One of the largest measles outbreaks in recent US history was triggered by an American missionary who brought the Philippine virus back to his unvaccinated community in Ohio Amish. Just before that, in the first half of 2014, 97% of the 288 cases of measles in the United States had been caused by travelers who had introduced the disease into other countries, mainly the Philippines.

Another major measles epidemic among Somalis born in Minnesota became uncontrollable because anti-vaxxers fueled the fear of autism in this community and people stopped vaccinating their children. The people most affected by this epidemic were the American-Somali children.

"If the anti-vaccine movement had not been successful here, that would not have been a problem," said Peter Hotez, director of the vaccine development center at Texas Children's Hospital at Baylor College of Medicine.
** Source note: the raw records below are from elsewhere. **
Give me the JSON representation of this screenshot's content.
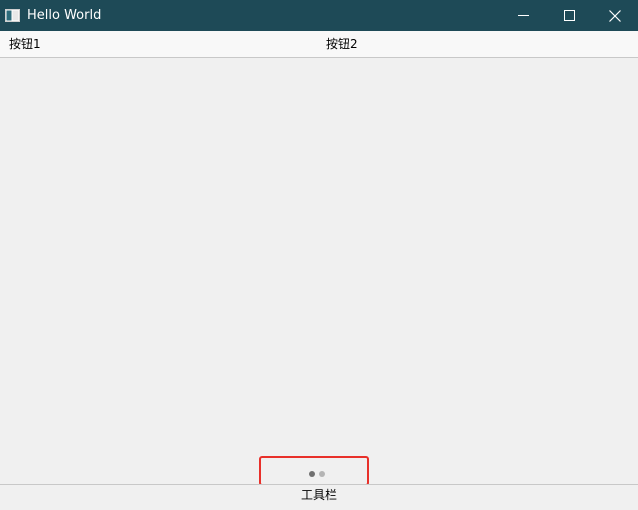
{
  "window": {
    "title": "Hello World",
    "titlebar_color": "#1e4a57",
    "app_icon": "window-app-icon",
    "controls": {
      "minimize_icon": "minimize-icon",
      "maximize_icon": "maximize-icon",
      "close_icon": "close-icon"
    }
  },
  "toolbar": {
    "buttons": [
      {
        "label": "按钮1"
      },
      {
        "label": "按钮2"
      }
    ]
  },
  "page_indicator": {
    "pages": 2,
    "active_index": 0,
    "active_color": "#707070",
    "inactive_color": "#b4b4b4",
    "highlight_color": "#e8302a"
  },
  "bottom_toolbar": {
    "label": "工具栏"
  }
}
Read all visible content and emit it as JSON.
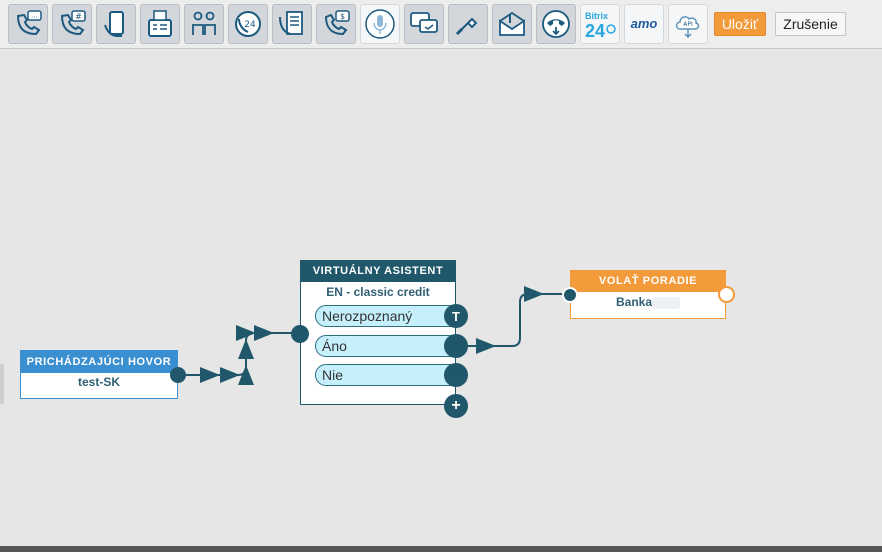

People from these countries often have better vaccination coverage rates than the Americans. Brazil has 100 percent coverage for measles-mumps-rubella (MMR) vaccine, for example. El Salvador has 94% coverage, Honduras 88% and Mexico 98%. In the United States, the MMR rate is 91%.

As my colleagues at Le Verge point out, although the CDC recognizes the risk of spreading the disease by migrants in the United States, there is no evidence of significant outbreaks at the border,

The idea that leprosy is imported from Latin America from Latin America is also absurd. "We have leprosy transmission in Texas and Louisiana by armadillos," Hotez said. "We have registered in the United States about 200 registered people (leprosy patients)." Mexico has a comparable burden of leprosy – about 500 cases – while El Salvador only has six, Honduras in nine, and Nicaragua has 21. non-factor. "

That's xenophobia

So, if there is little truth in the history of disease-laden migrants, what is really behind it? The sometimes ugly human tendency to xenophobia.

For a long time, foreigners have been accused of harboring and spreading diseases. It is one of the means by which the instinctive mistrust of humans towards "other" persons manifests itself. Adam Rogers has had a large number of examples of so-called sick migrants to Wired:

People called cholera the "Irish disease" in the 1830s and tuberculosis the "Jewish disease" in the 1890s. And the 1918 flu epidemic coincided with a giant immigration wave to the United States, causing all sorts of fears about the spread of the disease. (It is fair to point out that immigrants did introduce smallpox into North America – white Europeans, starting with Christopher Columbus' crew.)

We experienced the same xenophobia during Ebola, when countries, including Canada, issued senseless license bans for people in West Africa affected by the Ebola virus. And we could see more getting up while political races heat up in the next few days. So, remember that human prejudices and lack of evidence support fear.